I wanted to play guitar but i could not find a teacher and i really suck when it comes to trying to teach myself something.

Once i found a guitar teacher, and my friends learned that i was learning guitar they stated they always wanted to play.

I realized that ALOT of people want to play the guitar, but they do not know where to look for a guitar teacher except for the expensive ones at Sam Ash or Guitar Center. If you were to go to a high-school and put out some flyers for your service, or post on something like Craig's list, you should more than enough students to fill your time.
Well few things make you good...

To be a good teacher in anything you have to be good at what you do. The step after that is you have to be a good teacher. The skills required for that are as follows, ability to commicate what you are talking about so the person understands it, the ability to sit there and not get frustrated with the student, a good nice additude, the ability to teach EVERYTHING the student should know. In your chase you would have to know and know well basicly music theory and all the stuff that goes along with being able to play the guitar.

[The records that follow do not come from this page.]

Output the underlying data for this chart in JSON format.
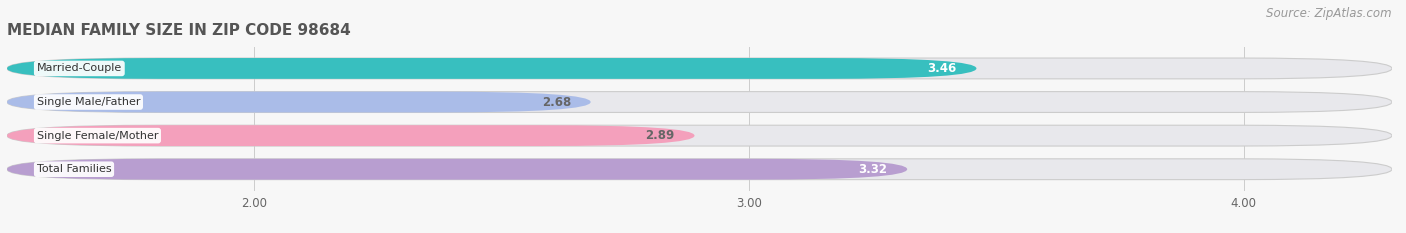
{
  "title": "MEDIAN FAMILY SIZE IN ZIP CODE 98684",
  "source": "Source: ZipAtlas.com",
  "categories": [
    "Married-Couple",
    "Single Male/Father",
    "Single Female/Mother",
    "Total Families"
  ],
  "values": [
    3.46,
    2.68,
    2.89,
    3.32
  ],
  "bar_colors": [
    "#38bfbf",
    "#aabce8",
    "#f4a0bc",
    "#b89ed0"
  ],
  "bg_color": "#e8e8ec",
  "xlim_data": [
    1.5,
    4.3
  ],
  "xmin": 1.5,
  "xmax": 4.3,
  "xticks": [
    2.0,
    3.0,
    4.0
  ],
  "value_label_colors": [
    "#ffffff",
    "#666666",
    "#666666",
    "#ffffff"
  ],
  "title_fontsize": 11,
  "source_fontsize": 8.5,
  "bar_height": 0.62,
  "bar_gap": 1.0,
  "background_color": "#f7f7f7",
  "label_white_box": true
}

Another thing to note is never have your rates super low, you will wanna find out the prices of everyone else that is teaching and find a middle ground in there. Do not be the person has to be paid the most, but don't be the person who has to be paid the least. Find a middle ground. The reason for this is if you offer very low rates people will doubt your skill, and you don't want that. The price your asking you need to BELIEVE that your worth it or no one will wanna stay because they think that perhaps you arnt a very good teacher. So as I said get info on how much everyone else is charing per hour, and you wanna find something some where in the middle of that.

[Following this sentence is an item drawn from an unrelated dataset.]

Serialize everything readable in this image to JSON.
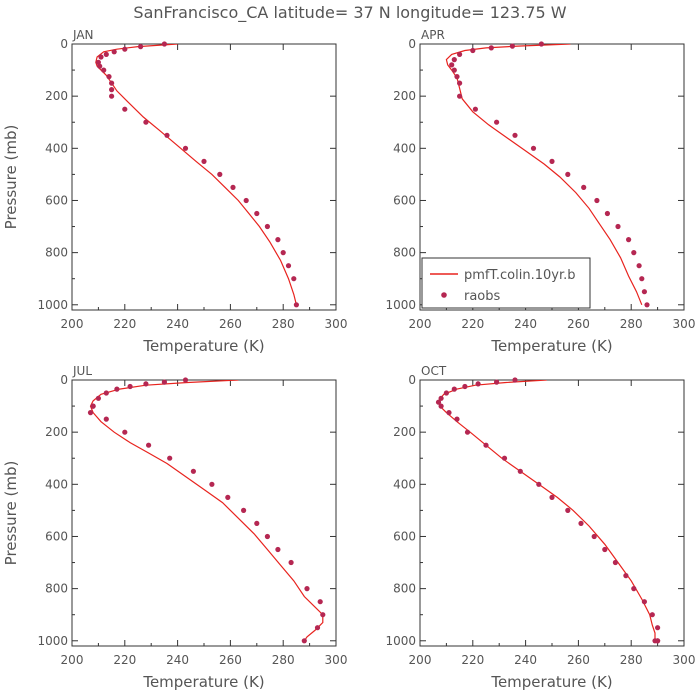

Avertising is gonna be the hard part, you could put out add in the yellow pages, and in the news paper. Be sure to include what you teach, your expierance, and your prices. Also its a good idea to figure out how every else is advertising. I know some teachers advertise at guitar shops and stuff like that so go around to all of them and ask if they have a bulliten board just for that type of stuff.

This is something I have came across alot with people who teach other people is. Know what your customer wants. Basicly if your planning on living off of this you will probably have to give in to teaching the person anything they want, sorta runs that way with anything. But you should stress the importance of the basic's and music theroy. You need to sit down with them and explain what your teaching to them and why, as well as know what their goals are and what type of music they wanna play. Be sure not to sit here and just teach stuff you like.

These are alot of basic stuff to sit here and consider when teaching some one, probably a good idea to come up with lesson plans for it and a general idea how your gonna teach. But communication is a big step here and than reputation is what will carry you higher. But it will take a while to build up.

Hope maybe you find some useful information outa that.
I have been teaching guitar, bass, and saxophone in Exeter, NH for about ten years. I work out of a music store and they get me a good percentage of my students. I also have a very noticeable online presence. I work six days a week and my schedule is relatively full. I make a very modest living. Most students are not concerned with the ability of their instructor. They are more concerned with finding the right time slot as their schedule allows. In other words, having a good reputation is important, but it doesn't guarantee that you will stay booked solid all the time.